Factoring Polynomials
Factoring polynomials involves breaking down a polynomial expression into simpler terms, called factors, that can be multiplied together to form the original polynomial. In the example given, we factor out \(x\) from the equation \(x^3 - 2x^2 - 8x = 0\) to get \(x(x^2 - 2x - 8) = 0\).
- The first factor, \(x\), gives us an immediate solution, \(x = 0\).
- The second factor, \(x^2 - 2x - 8\), is a quadratic that can be solved using methods such as factoring further, completing the square, or using the quadratic formula.
Discriminant Calculation
The discriminant of a quadratic equation, given by \(b^2 - 4ac\), is a key factor in determining the nature of the solutions. Calculating the discriminant helps to predict how many real solutions exist for the equation.

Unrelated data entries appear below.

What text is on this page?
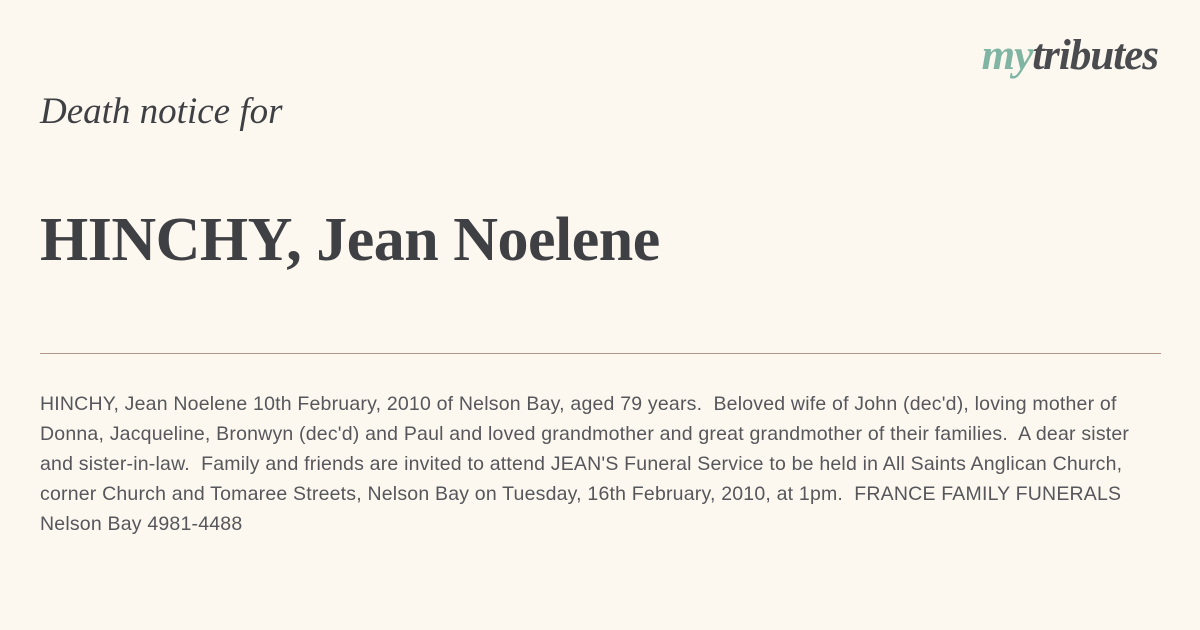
mytributes
Death notice for
HINCHY, Jean Noelene

HINCHY, Jean Noelene 10th February, 2010 of Nelson Bay, aged 79 years.  Beloved wife of John (dec'd), loving mother of Donna, Jacqueline, Bronwyn (dec'd) and Paul and loved grandmother and great grandmother of their families.  A dear sister and sister-in-law.  Family and friends are invited to attend JEAN'S Funeral Service to be held in All Saints Anglican Church, corner Church and Tomaree Streets, Nelson Bay on Tuesday, 16th February, 2010, at 1pm.  FRANCE FAMILY FUNERALS Nelson Bay 4981-4488
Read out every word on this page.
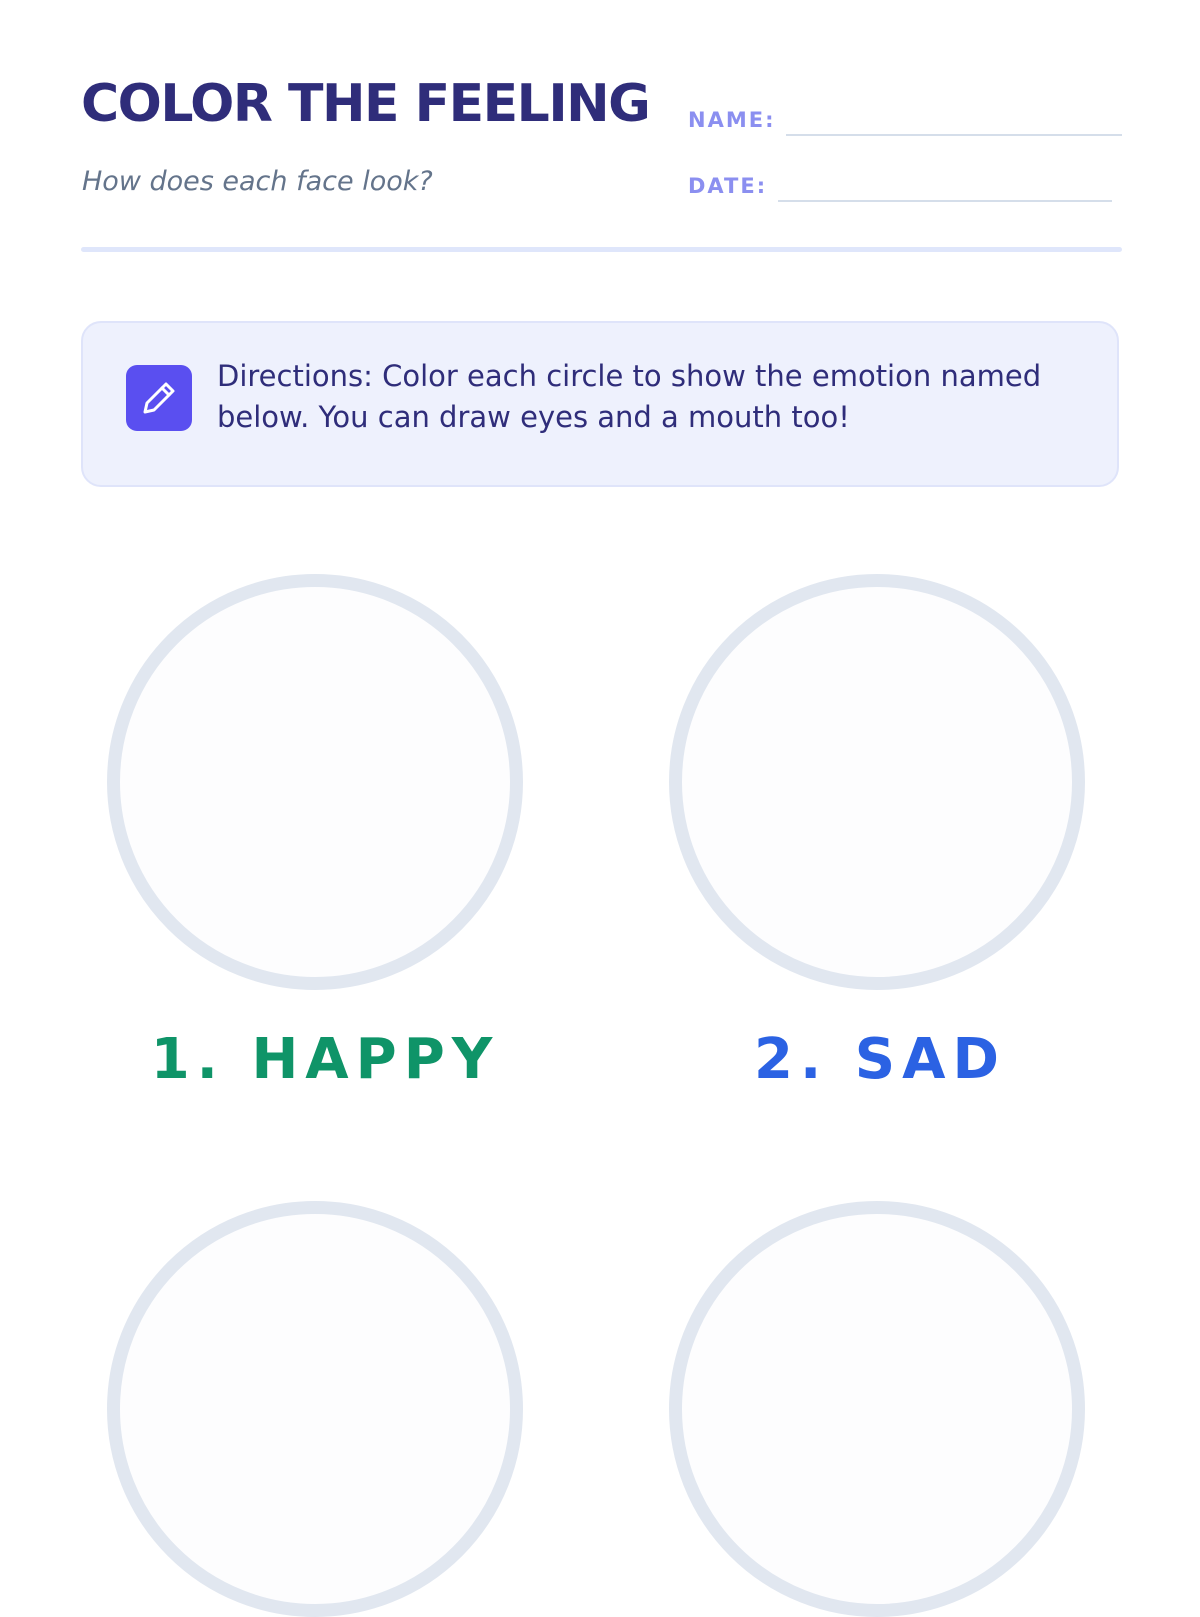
COLOR THE FEELING
How does each face look?
NAME:
DATE:
Directions: Color each circle to show the emotion named below. You can draw eyes and a mouth too!
1. HAPPY	2. SAD
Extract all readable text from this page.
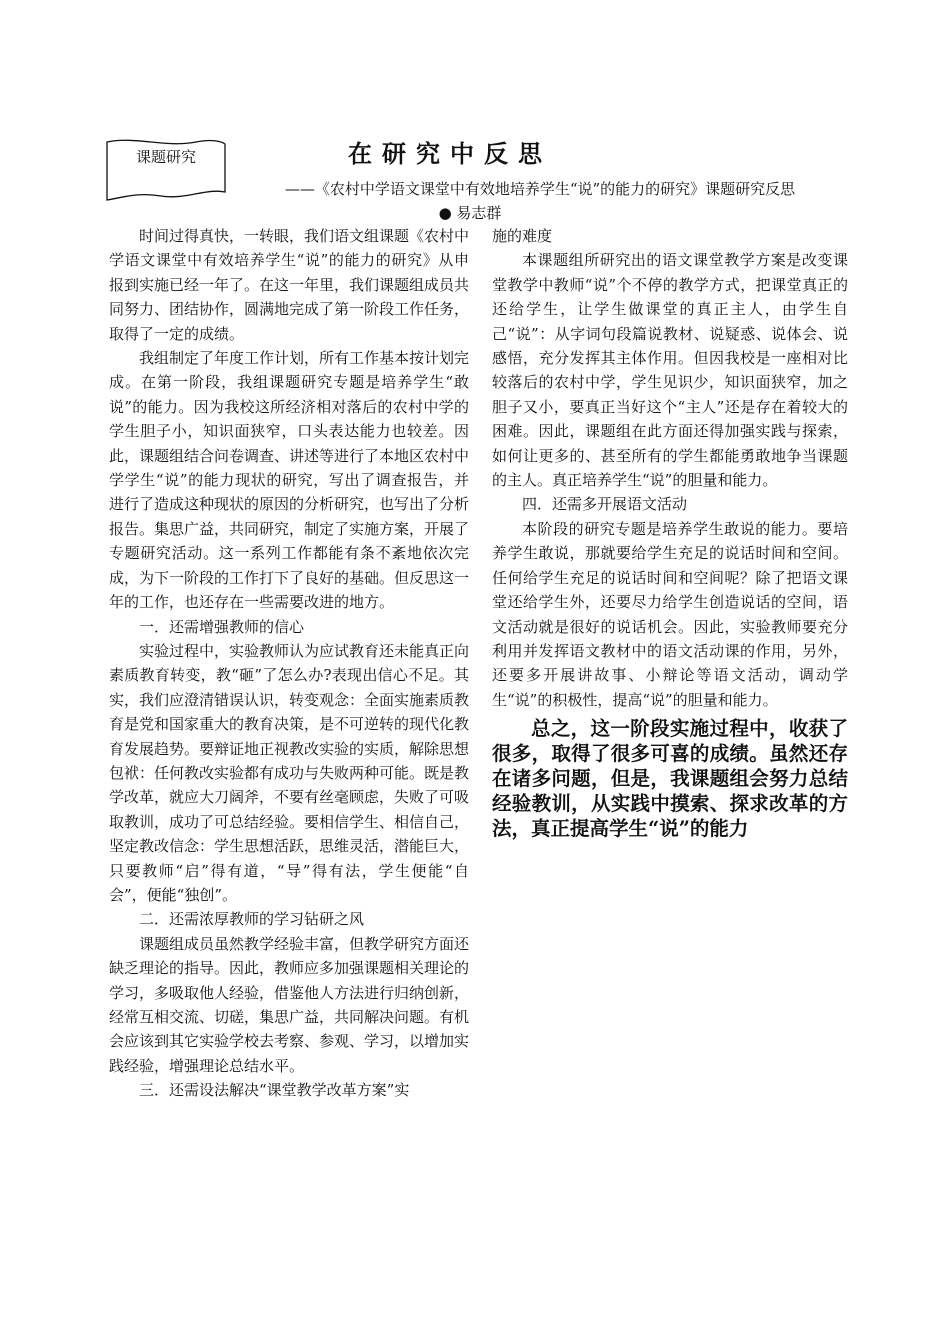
课题研究	在研究中反思
——《农村中学语文课堂中有效地培养学生“说”的能力的研究》课题研究反思
● 易志群

时间过得真快，一转眼，我们语文组课题《农村中学语文课堂中有效培养学生“说”的能力的研究》从申报到实施已经一年了。在这一年里，我们课题组成员共同努力、团结协作，圆满地完成了第一阶段工作任务，取得了一定的成绩。

我组制定了年度工作计划，所有工作基本按计划完成。在第一阶段，我组课题研究专题是培养学生“敢说”的能力。因为我校这所经济相对落后的农村中学的学生胆子小，知识面狭窄，口头表达能力也较差。因此，课题组结合问卷调查、讲述等进行了本地区农村中学学生“说”的能力现状的研究，写出了调查报告，并进行了造成这种现状的原因的分析研究，也写出了分析报告。集思广益，共同研究，制定了实施方案，开展了专题研究活动。这一系列工作都能有条不紊地依次完成，为下一阶段的工作打下了良好的基础。但反思这一年的工作，也还存在一些需要改进的地方。

一．还需增强教师的信心

实验过程中，实验教师认为应试教育还未能真正向素质教育转变，教“砸”了怎么办?表现出信心不足。其实，我们应澄清错误认识，转变观念：全面实施素质教育是党和国家重大的教育决策，是不可逆转的现代化教育发展趋势。要辩证地正视教改实验的实质，解除思想包袱：任何教改实验都有成功与失败两种可能。既是教学改革，就应大刀阔斧，不要有丝毫顾虑，失败了可吸取教训，成功了可总结经验。要相信学生、相信自己，坚定教改信念：学生思想活跃，思维灵活，潜能巨大，只要教师“启”得有道，“导”得有法，学生便能“自会”，便能“独创”。

二．还需浓厚教师的学习钻研之风

课题组成员虽然教学经验丰富，但教学研究方面还缺乏理论的指导。因此，教师应多加强课题相关理论的学习，多吸取他人经验，借鉴他人方法进行归纳创新，经常互相交流、切磋，集思广益，共同解决问题。有机会应该到其它实验学校去考察、参观、学习，以增加实践经验，增强理论总结水平。

三．还需设法解决“课堂教学改革方案”实

施的难度

本课题组所研究出的语文课堂教学方案是改变课堂教学中教师“说”个不停的教学方式，把课堂真正的还给学生，让学生做课堂的真正主人，由学生自己“说”：从字词句段篇说教材、说疑惑、说体会、说感悟，充分发挥其主体作用。但因我校是一座相对比较落后的农村中学，学生见识少，知识面狭窄，加之胆子又小，要真正当好这个“主人”还是存在着较大的困难。因此，课题组在此方面还得加强实践与探索，如何让更多的、甚至所有的学生都能勇敢地争当课题的主人。真正培养学生“说”的胆量和能力。

四．还需多开展语文活动

本阶段的研究专题是培养学生敢说的能力。要培养学生敢说，那就要给学生充足的说话时间和空间。任何给学生充足的说话时间和空间呢？除了把语文课堂还给学生外，还要尽力给学生创造说话的空间，语文活动就是很好的说话机会。因此，实验教师要充分利用并发挥语文教材中的语文活动课的作用，另外，还要多开展讲故事、小辩论等语文活动，调动学生“说”的积极性，提高“说”的胆量和能力。

总之，这一阶段实施过程中，收获了很多，取得了很多可喜的成绩。虽然还存在诸多问题，但是，我课题组会努力总结经验教训，从实践中摸索、探求改革的方法，真正提高学生“说”的能力
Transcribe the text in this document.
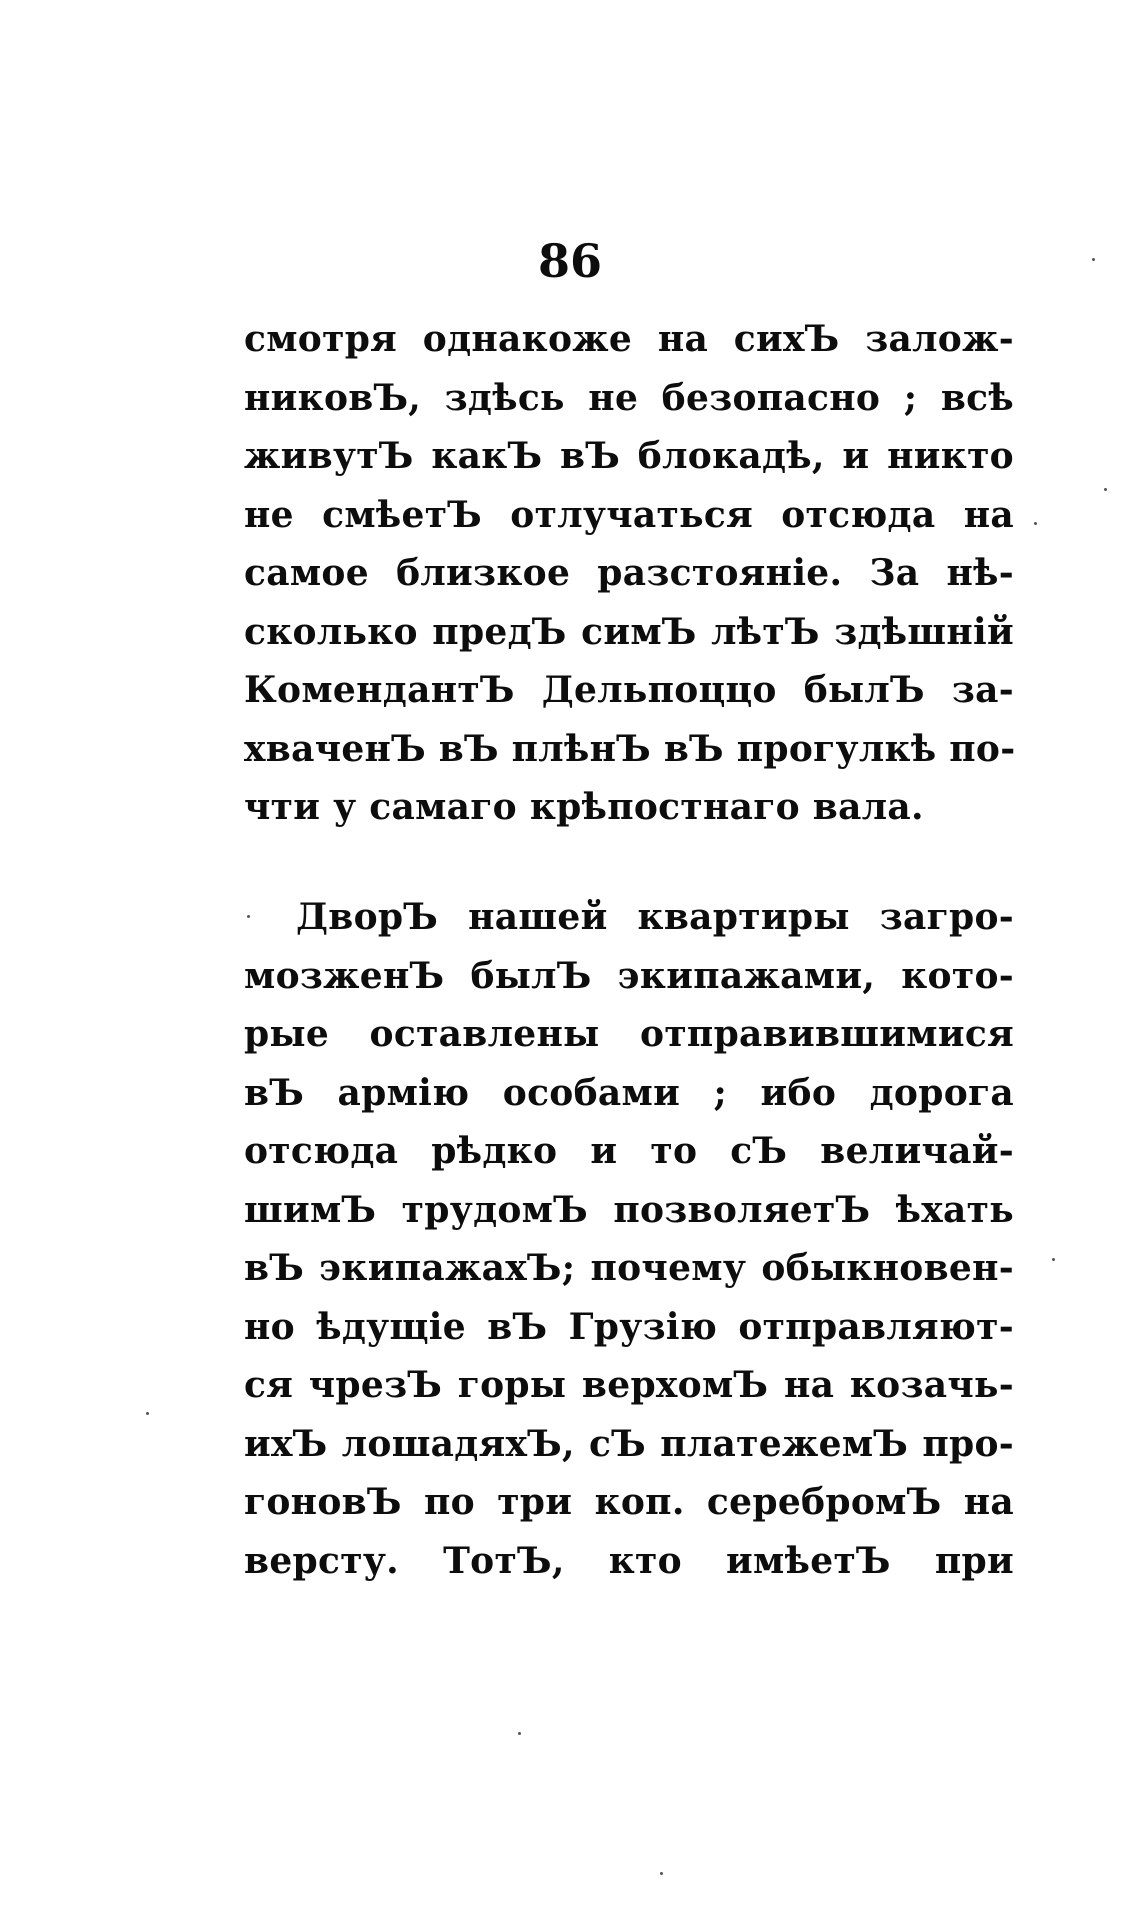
86
смотря однакоже на сихЪ залож-
никовЪ, здѣсь не безопасно ; всѣ
живутЪ какЪ вЪ блокадѣ, и никто
не смѣетЪ отлучаться отсюда на
самое близкое разстояніе. За нѣ-
сколько предЪ симЪ лѣтЪ здѣшній
КомендантЪ Дельпоццо былЪ за-
хваченЪ вЪ плѣнЪ вЪ прогулкѣ по-
чти у самаго крѣпостнаго вала.
ДворЪ нашей квартиры загро-
мозженЪ былЪ экипажами, кото-
рые оставлены отправившимися
вЪ армію особами ; ибо дорога
отсюда рѣдко и то сЪ величай-
шимЪ трудомЪ позволяетЪ ѣхать
вЪ экипажахЪ; почему обыкновен-
но ѣдущіе вЪ Грузію отправляют-
ся чрезЪ горы верхомЪ на козачь-
ихЪ лошадяхЪ, сЪ платежемЪ про-
гоновЪ по три коп. серебромЪ на
версту. ТотЪ, кто имѣетЪ при
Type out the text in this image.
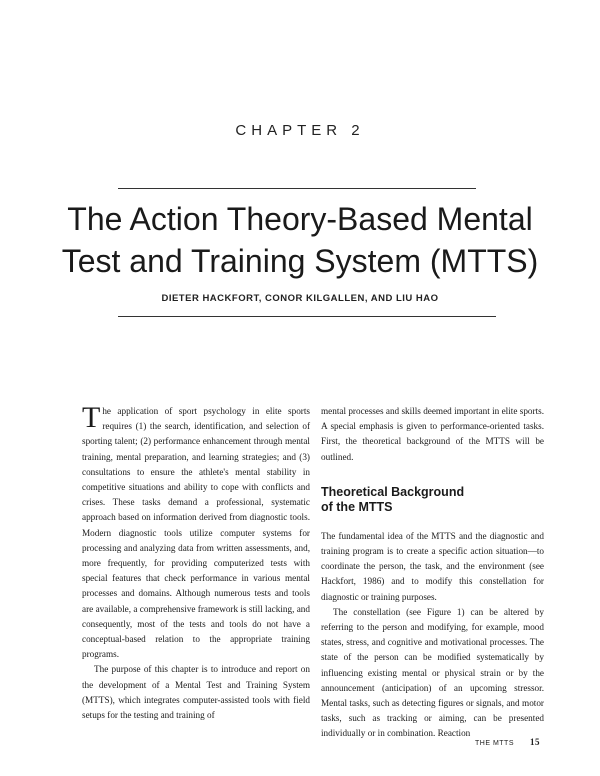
CHAPTER 2
The Action Theory-Based Mental
Test and Training System (MTTS)
DIETER HACKFORT, CONOR KILGALLEN, AND LIU HAO

The application of sport psychology in elite sports requires (1) the search, identification, and selection of sporting talent; (2) performance enhancement through mental training, mental preparation, and learning strategies; and (3) consultations to ensure the athlete's mental stability in competitive situations and ability to cope with conflicts and crises. These tasks demand a professional, systematic approach based on information derived from diagnostic tools. Modern diagnostic tools utilize computer systems for processing and analyzing data from written assessments, and, more frequently, for providing computerized tests with special features that check performance in various mental processes and domains. Although numerous tests and tools are available, a comprehensive framework is still lacking, and consequently, most of the tests and tools do not have a conceptual-based relation to the appropriate training programs.

The purpose of this chapter is to introduce and report on the development of a Mental Test and Training System (MTTS), which integrates computer-assisted tools with field setups for the testing and training of

mental processes and skills deemed important in elite sports. A special emphasis is given to performance-oriented tasks. First, the theoretical background of the MTTS will be outlined.

Theoretical Background
of the MTTS

The fundamental idea of the MTTS and the diagnostic and training program is to create a specific action situation—to coordinate the person, the task, and the environment (see Hackfort, 1986) and to modify this constellation for diagnostic or training purposes.

The constellation (see Figure 1) can be altered by referring to the person and modifying, for example, mood states, stress, and cognitive and motivational processes. The state of the person can be modified systematically by influencing existing mental or physical strain or by the announcement (anticipation) of an upcoming stressor. Mental tasks, such as detecting figures or signals, and motor tasks, such as tracking or aiming, can be presented individually or in combination. Reaction

THE MTTS 15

- If the discriminant is positive, there are two distinct real solutions.
- If the discriminant is zero, there is exactly one real solution, which is also called a repeated or double root.
- If the discriminant is negative, there are no real solutions; instead, the solutions are complex or imaginary.
Real Solutions
Real solutions are values of \(x\) that satisfy the equation and result in real numbers, not complex ones. In the scenario where a function such as \(f(x)\) equals zero, finding all real solutions involves analyzing the roots of the polynomial.
- For example, from the equation \(x(x^2 - 2x - 8) = 0\), we found that \(x = 0\) is one real solution directly by setting the factor \(x = 0\).
- Then, using the quadratic formula for \(x^2 - 2x - 8 = 0\), we calculated two additional real solutions: \(x = 4\) and \(x = -2\).